CLEARWATER — Tampa Bay has a fair share of powerful politicians at the state level, but few match Republican state Sen. Jack Latvala.
The North Pinellas County lawmaker is known for his influence as well as his independence. Still, Latvala, 62, is not without a critic or two. For the second time, Zahid Roy is challenging him in the primary election for Senate District 20, which runs from Tarpon Springs to Largo, excluding the beaches south of Clearwater Beach.
The primary election is on Aug. 26.
Roy, who got 15 percent of the vote in the 2012 primary, said he aims to dismantle a political system he sees as corrupt and anti-consumer. “If I want to bring down the corruption in Tallahassee I must go after the keystone,” Roy said.
Raised partly in Bayville, New York, and partly in Pakistan, Roy is a mathematical geologist and has worked extensively as a computer programmer. A bad experience with an insurance company on a car repair led him to open his own automobile body shop, he said, which led to further disappointment with the insurance industry. That inspired him to run.
He said he wants to fight policies that favor the insurance industry and tackle issues like education — he’s a believer in the voucher system, health care and affordable energy.
While Roy only received 15 percent of the vote in 2012, he also spent only $5,000, which is the number of votes he got, he said. So far in this cycle, Roy has raised $2,500, much of which he loaned his campaign. Latvala has raised at least $450,473.
Roy also has an arrest stemming from an Aug. 22, 2013, incident in which a pizza delivery driver parked in Roy’s driveway, according to the arrest affidavit. During an ensuing argument, Roy reportedly retrieved a semiautomatic handgun and threatened the driver, who ran and called 911. Roy was arrested, but the aggravated assault charge was downgraded to unlawfully threatening someone with a firearm, then the charge was dropped. Roy said the charge was bogus.
Despite the national attention on obscure candidates beating well-known incumbents in recent primaries, it is not likely in moderate Pinellas, said University of South Florida political science professor emeritus Darryl Paulson.
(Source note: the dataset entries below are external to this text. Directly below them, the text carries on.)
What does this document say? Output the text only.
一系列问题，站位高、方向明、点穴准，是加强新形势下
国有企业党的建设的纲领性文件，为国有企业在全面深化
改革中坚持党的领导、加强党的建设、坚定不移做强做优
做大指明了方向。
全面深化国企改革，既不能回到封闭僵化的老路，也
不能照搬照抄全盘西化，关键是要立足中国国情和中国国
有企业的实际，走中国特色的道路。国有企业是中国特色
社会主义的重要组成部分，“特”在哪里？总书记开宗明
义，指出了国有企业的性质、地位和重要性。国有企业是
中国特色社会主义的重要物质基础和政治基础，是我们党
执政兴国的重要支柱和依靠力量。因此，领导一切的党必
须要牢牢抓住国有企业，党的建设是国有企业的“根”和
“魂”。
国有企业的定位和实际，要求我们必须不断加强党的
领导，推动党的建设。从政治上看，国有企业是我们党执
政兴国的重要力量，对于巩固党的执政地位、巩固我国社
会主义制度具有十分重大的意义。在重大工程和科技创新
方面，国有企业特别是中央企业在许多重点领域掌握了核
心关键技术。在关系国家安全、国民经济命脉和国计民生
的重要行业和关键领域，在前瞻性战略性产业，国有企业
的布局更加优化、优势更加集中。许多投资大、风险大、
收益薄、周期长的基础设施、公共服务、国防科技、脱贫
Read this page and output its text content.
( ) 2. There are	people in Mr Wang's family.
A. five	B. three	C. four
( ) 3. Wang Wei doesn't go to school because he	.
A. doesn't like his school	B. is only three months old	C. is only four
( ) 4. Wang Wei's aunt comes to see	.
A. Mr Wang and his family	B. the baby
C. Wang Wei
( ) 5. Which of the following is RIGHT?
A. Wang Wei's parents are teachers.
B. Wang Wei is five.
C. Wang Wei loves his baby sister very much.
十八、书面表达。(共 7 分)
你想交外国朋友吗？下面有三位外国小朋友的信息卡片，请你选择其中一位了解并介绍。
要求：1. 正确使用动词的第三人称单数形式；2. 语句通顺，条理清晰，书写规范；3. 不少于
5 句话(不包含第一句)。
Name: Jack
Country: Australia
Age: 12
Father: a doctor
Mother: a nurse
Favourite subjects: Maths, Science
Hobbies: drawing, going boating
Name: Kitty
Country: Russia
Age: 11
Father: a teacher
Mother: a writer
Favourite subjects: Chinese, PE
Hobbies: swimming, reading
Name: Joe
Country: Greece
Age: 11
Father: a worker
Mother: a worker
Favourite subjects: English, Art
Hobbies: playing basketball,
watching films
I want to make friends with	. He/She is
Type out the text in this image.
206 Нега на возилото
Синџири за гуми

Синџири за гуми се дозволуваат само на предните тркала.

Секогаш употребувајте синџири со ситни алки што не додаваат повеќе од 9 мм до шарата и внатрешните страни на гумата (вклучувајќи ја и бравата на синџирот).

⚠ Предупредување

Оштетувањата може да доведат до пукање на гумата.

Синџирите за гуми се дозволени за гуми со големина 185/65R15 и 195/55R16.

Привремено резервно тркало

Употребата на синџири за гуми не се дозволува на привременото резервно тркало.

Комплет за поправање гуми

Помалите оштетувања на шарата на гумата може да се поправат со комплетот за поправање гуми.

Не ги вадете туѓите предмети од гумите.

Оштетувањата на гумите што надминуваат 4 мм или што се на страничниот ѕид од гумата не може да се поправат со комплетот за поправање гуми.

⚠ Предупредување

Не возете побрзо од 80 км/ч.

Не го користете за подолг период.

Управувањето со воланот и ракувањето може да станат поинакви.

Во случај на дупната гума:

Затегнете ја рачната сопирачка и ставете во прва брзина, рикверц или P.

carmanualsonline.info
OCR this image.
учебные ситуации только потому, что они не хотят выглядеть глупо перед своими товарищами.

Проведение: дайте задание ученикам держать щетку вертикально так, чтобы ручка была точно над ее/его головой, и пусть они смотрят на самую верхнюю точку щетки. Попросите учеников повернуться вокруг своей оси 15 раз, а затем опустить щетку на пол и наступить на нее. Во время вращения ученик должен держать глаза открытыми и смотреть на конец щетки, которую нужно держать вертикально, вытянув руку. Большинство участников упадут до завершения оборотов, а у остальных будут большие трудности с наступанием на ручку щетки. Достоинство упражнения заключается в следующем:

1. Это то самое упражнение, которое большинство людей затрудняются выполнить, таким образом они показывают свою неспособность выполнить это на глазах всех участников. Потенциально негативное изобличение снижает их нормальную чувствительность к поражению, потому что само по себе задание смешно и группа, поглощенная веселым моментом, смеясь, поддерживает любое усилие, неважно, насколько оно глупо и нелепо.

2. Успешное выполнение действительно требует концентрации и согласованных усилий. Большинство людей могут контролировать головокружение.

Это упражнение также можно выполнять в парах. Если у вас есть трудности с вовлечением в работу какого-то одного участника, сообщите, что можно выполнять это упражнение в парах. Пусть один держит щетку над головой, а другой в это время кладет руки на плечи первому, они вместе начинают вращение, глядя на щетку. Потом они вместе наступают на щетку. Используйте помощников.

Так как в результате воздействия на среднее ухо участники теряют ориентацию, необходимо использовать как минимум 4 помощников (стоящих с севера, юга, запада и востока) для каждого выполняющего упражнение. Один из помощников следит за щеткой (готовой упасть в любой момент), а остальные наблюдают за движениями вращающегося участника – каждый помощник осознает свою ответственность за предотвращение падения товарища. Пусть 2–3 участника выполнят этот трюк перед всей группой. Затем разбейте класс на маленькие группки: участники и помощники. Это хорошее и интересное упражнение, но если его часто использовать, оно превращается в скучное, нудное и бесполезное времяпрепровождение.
“There’s been a very high rate of incumbent re-election,” Paulson said. “While people don’t like politicians in general, they still tend to like their own politicians.”
Latvala, who did not respond to requests for an interview, has extensive name recognition. He was born in Oxford, Mississippi, and his family moved to Florida in 1961.
His son, Chris, is running in the Republican primary for the State House District 67, and his former wife, Susan Latvala, is retiring as a Pinellas County commissioner and former school board member. For years, Latvala has run a political consulting and advertising firm in Clearwater.
He was elected to the state Senate in 1994 and left in 2002. He returned eight years later and has served on numerous committees, including Appropriations, Environmental Preservation and Conservation and Ethics and Elections, the latter of which he chairs. He has been mentioned as a possible future Senate president.
Latvala doesn’t necessarily toe the party line, as evidenced by his touting of a bill granting in-state tuition for the children of undocumented immigrants.
But he also has tried to distance himself from the maverick label. He has said he wants to change the tone of discussions that take place in the Senate to reflect that of the chamber during his initial two terms.
“Members voted their consciences on what they thought was good for their communities, and it was a very independent and deliberative place,” he told the Tribune in 2012. “That’s changed a lot — the old Senate was bottom-up. Power rose from the individuals to the leadership, as opposed to the other way around.”
The winner of the primary faces Libertarian Tony Caso in the general election Nov. 4.